Bildlegende: «Neuer Geräteschopf»

Eher die Dreschscheune genutzt

Wie sich die Herren Gemeinderäte das mit dem «Turnlokal» wohl vorgestellt haben? Schon Zollinger hat diese Bezeichnung nicht ohne Anführungszeichen durchgehen lassen. Laut einem heute noch aktiven Mitglied der Männerriege, das diese Zeit selber miterlebt hat, habe man in der neuen Baracke drin immerhin «den Handstand machen» können. 
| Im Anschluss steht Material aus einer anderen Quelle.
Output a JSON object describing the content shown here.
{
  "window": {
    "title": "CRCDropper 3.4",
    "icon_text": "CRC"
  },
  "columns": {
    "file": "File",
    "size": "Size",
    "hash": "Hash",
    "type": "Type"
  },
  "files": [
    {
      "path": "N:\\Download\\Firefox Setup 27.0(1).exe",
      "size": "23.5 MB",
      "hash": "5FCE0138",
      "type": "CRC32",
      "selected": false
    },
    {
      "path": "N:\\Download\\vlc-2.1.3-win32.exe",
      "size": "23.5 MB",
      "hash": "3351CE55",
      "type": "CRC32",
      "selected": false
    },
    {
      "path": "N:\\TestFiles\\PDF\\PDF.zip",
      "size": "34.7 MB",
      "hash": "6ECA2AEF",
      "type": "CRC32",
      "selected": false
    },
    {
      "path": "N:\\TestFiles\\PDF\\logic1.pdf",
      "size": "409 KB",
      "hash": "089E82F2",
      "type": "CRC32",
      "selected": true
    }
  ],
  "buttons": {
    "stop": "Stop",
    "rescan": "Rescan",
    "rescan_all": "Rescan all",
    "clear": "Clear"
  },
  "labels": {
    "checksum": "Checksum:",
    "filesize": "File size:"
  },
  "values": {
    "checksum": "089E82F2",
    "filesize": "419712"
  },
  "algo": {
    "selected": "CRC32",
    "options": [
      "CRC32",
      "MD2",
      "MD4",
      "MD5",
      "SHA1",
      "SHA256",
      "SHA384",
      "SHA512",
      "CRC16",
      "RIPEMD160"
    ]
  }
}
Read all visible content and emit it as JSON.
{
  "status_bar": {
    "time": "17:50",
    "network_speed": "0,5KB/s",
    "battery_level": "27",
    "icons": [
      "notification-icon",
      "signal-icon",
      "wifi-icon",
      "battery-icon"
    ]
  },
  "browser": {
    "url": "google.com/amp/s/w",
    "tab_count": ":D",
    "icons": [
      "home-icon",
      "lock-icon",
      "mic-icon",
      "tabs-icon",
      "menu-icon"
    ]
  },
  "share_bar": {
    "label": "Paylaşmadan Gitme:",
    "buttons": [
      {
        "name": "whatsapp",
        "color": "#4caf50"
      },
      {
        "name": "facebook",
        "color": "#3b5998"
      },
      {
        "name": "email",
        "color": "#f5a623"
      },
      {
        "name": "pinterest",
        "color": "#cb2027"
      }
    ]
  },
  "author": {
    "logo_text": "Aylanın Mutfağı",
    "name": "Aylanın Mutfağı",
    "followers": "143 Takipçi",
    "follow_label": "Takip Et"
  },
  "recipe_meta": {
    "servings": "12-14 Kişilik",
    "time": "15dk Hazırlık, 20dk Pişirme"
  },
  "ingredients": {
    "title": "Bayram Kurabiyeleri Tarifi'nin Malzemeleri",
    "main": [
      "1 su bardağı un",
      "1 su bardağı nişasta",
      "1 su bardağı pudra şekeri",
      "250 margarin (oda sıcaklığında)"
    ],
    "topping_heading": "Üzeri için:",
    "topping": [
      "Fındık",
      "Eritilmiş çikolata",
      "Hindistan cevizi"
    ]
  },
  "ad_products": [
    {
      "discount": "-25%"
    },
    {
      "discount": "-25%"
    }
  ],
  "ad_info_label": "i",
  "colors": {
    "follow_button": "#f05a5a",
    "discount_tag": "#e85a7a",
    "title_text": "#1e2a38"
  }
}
Tatsächlich sei dann allerdings eher die Dreschscheune der Elektrizitätsgenossenschaft genutzt worden, wenn die Witterung allzu schlecht ausgefallen ist. Dieses Gebäude wurde 1919 errichtet und nach einem Brand 1940 wiederaufgebaut. Sie beherbergte später das Lager von Pneu Müller (heute First Stop), wurde 2002 runderneuert und trägt jetzt die Adresse Grubenweg 1.

Turngerätedepot als Datierungshilfe

Der alte Schopf und die neue Occasionsbaracke können nun als Marker verwendet werden: zur Datierung von Aufnahmen, auf denen die Hofwiese zu sehen ist. Fehlt die Baracke, dann deutet das auf eine Zeit vor dem Sommer 1959 hin (sog. Terminus ante quem), ist sie vorhanden, auf danach (sog. Terminus post quem). In letzterem Fall kann die Aufnahme nicht vor diesem Zeitpunkt entstanden sein.

Eine Luftbildaufnahme von 1953 zeigt auf dem Schulhausdach noch deutlich das im Zweiten Weltkrieg als Hinweis an alliierte Flugzeugbesatzungen aufgemalte weisse Schweizerkreuz. Rechts davon der Pausenplatz mit Kletterstangen und am Rande der Geräteschopf:

ETH-Bibliothek Bildarchiv, LBS_H1-015087, 1953 (Ausschnitt)

So gross war die Baracke wirklich nicht

Auf einer jüngeren Aufnahme, 10 Jahre später, zeigt sich das Schweizerkreuz noch verblichener. Deutlich hervorstechend die jüngst umgesetzten Bauprojekte: die Stützmauer der neuen Spielwiese, samt einem mauerparallel am Nordwestrand installierten hohen Zaun, der verhindern sollte, dass die Bälle reihenweise auf dem Nachbargrundstück gesucht und dort das Gras zertrampelt werden musste. In einem Zwischenniveau eine Sprintbahn, die in Richtung Berg und Chälen mit ziemlich hohen Stützmauern abgesichert wird. Und: man sieht die 1959 angekaufte Baracke, samt den Fundamenten, auf die sie gestellt wurde:

ETH-Bibliothek Bildarchiv, Com_F63-00686, 1963 (Ausschnitt)

Ein aus leicht anderem Winkel ein Jahr später aufgenommenes Luftbild zeigt, wie die Baracke (in den 70ern zu Gunsten des neuen Schulhauses abgebrochen) und das (zwischen 1998 und 2002 ebenfalls abgebrochene) sog. Kellerhäuschen im Verhältnis zueinander standen.

ETH-Bibliothek Bildarchiv, LBS_H1-024537, 1964 (Ausschnitt)

Quelle

  • Zollinger, W.: Gemeinde Weiach. Chronik des Jahres 1959 - S. 7. Weiach, Juli 1961. Typoskript in der Handschriftenabteilung der Zentralbibliothek Zürich. Signatur: G-Ch Weiach 1959.